My brother comes home for Christmas break in 3 days. I’ve never before been so excited to see my brother. It will be nice not to be in this house on my own for a couple of weeks. As okay as I am here, I am alone & as much as I used to love alone time, I’m over it.

Image: Leo Reynolds via flickr

Thanksgiving was fine. Spent part of the day with my mother’s family, including my grandmother, & the other part with family friends. All in all, it was fine. I really wasn’t expecting it to be difficult. As I said, Thanksgiving hasn’t been a big production in our family for years. That certainly was a welcome fact yesterday & probably did more to make it easy than having friends and family around.
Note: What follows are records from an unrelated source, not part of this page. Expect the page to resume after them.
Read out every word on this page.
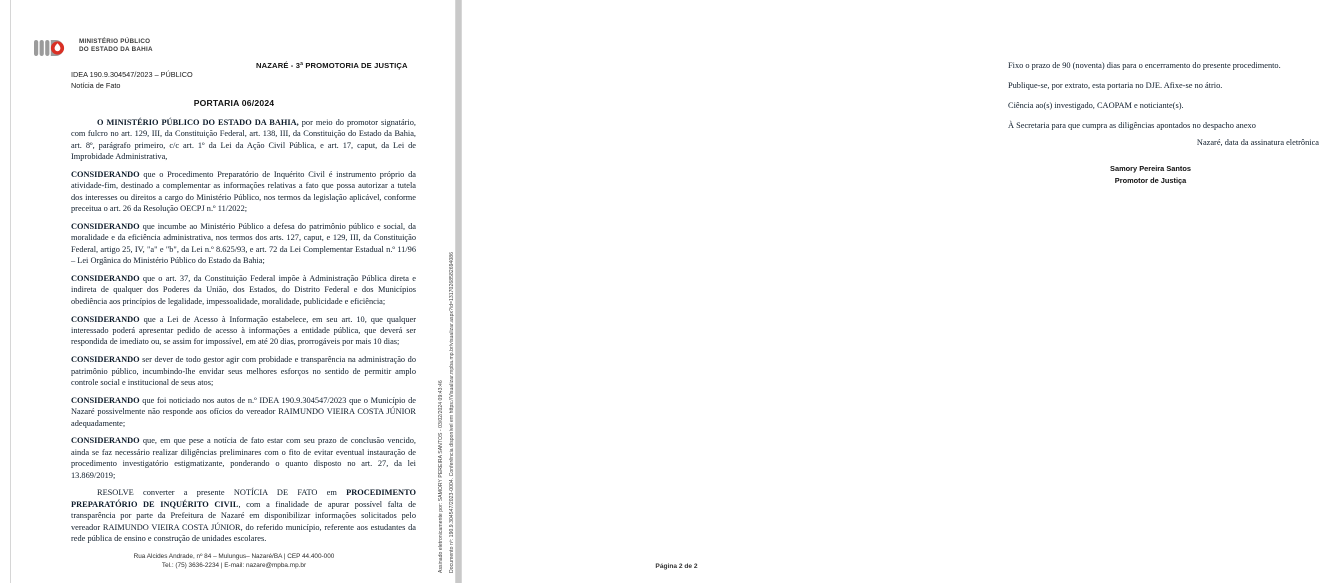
MINISTÉRIO PÚBLICO
DO ESTADO DA BAHIA
NAZARÉ - 3ª PROMOTORIA DE JUSTIÇA
IDEA 190.9.304547/2023 – PÚBLICO
Notícia de Fato
PORTARIA 06/2024

O MINISTÉRIO PÚBLICO DO ESTADO DA BAHIA, por meio do promotor signatário, com fulcro no art. 129, III, da Constituição Federal, art. 138, III, da Constituição do Estado da Bahia, art. 8º, parágrafo primeiro, c/c art. 1º da Lei da Ação Civil Pública, e art. 17, caput, da Lei de Improbidade Administrativa,

CONSIDERANDO que o Procedimento Preparatório de Inquérito Civil é instrumento próprio da atividade-fim, destinado a complementar as informações relativas a fato que possa autorizar a tutela dos interesses ou direitos a cargo do Ministério Público, nos termos da legislação aplicável, conforme preceitua o art. 26 da Resolução OECPJ n.º 11/2022;

CONSIDERANDO que incumbe ao Ministério Público a defesa do patrimônio público e social, da moralidade e da eficiência administrativa, nos termos dos arts. 127, caput, e 129, III, da Constituição Federal, artigo 25, IV, "a" e "b", da Lei n.º 8.625/93, e art. 72 da Lei Complementar Estadual n.º 11/96 – Lei Orgânica do Ministério Público do Estado da Bahia;

CONSIDERANDO que o art. 37, da Constituição Federal impõe à Administração Pública direta e indireta de qualquer dos Poderes da União, dos Estados, do Distrito Federal e dos Municípios obediência aos princípios de legalidade, impessoalidade, moralidade, publicidade e eficiência;

CONSIDERANDO que a Lei de Acesso à Informação estabelece, em seu art. 10, que qualquer interessado poderá apresentar pedido de acesso à informações a entidade pública, que deverá ser respondida de imediato ou, se assim for impossível, em até 20 dias, prorrogáveis por mais 10 dias;

CONSIDERANDO ser dever de todo gestor agir com probidade e transparência na administração do patrimônio público, incumbindo-lhe envidar seus melhores esforços no sentido de permitir amplo controle social e institucional de seus atos;

CONSIDERANDO que foi noticiado nos autos de n.º IDEA 190.9.304547/2023 que o Município de Nazaré possivelmente não responde aos ofícios do vereador RAIMUNDO VIEIRA COSTA JÚNIOR adequadamente;

CONSIDERANDO que, em que pese a notícia de fato estar com seu prazo de conclusão vencido, ainda se faz necessário realizar diligências preliminares com o fito de evitar eventual instauração de procedimento investigatório estigmatizante, ponderando o quanto disposto no art. 27, da lei 13.869/2019;

RESOLVE converter a presente NOTÍCIA DE FATO em PROCEDIMENTO PREPARATÓRIO DE INQUÉRITO CIVIL, com a finalidade de apurar possível falta de transparência por parte da Prefeitura de Nazaré em disponibilizar informações solicitados pelo vereador RAIMUNDO VIEIRA COSTA JÚNIOR, do referido município, referente aos estudantes da rede pública de ensino e construção de unidades escolares.

Rua Alcides Andrade, nº 84 – Mulungus– Nazaré/BA | CEP 44.400-000
Tel.: (75) 3636-2234 | E-mail: nazare@mpba.mp.br	Assinado eletronicamente por: SAMORY PEREIRA SANTOS - 03/02/2024 09:43:46 Documento nº: 190.9.304547/2023-0004. Conferência disponível em https://Visualizar.mpba.mp.br/visualizar.aspx?id=13170268582694086

Fixo o prazo de 90 (noventa) dias para o encerramento do presente procedimento.

Publique-se, por extrato, esta portaria no DJE. Afixe-se no átrio.

Ciência ao(s) investigado, CAOPAM e noticiante(s).

À Secretaria para que cumpra as diligências apontados no despacho anexo

Nazaré, data da assinatura eletrônica
Samory Pereira Santos
Promotor de Justiça
Página 2 de 2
Today was fine. Did a little work, ran some errands, played with the dogs, & just generally hung out & got some much needed sleep.

So, tomorrow Leo gets his sutures removed & I find out more details about what comes next. As much as I’m trying to focus on the fact that he’s ok today, I know tomorrow is still going to suck just because I’ll really have to think about what exactly does come next. But you know what, maybe there will be some decent statistics/odds. I’ll settle for decent. Good would be great. Fingers crossed & positive thoughts.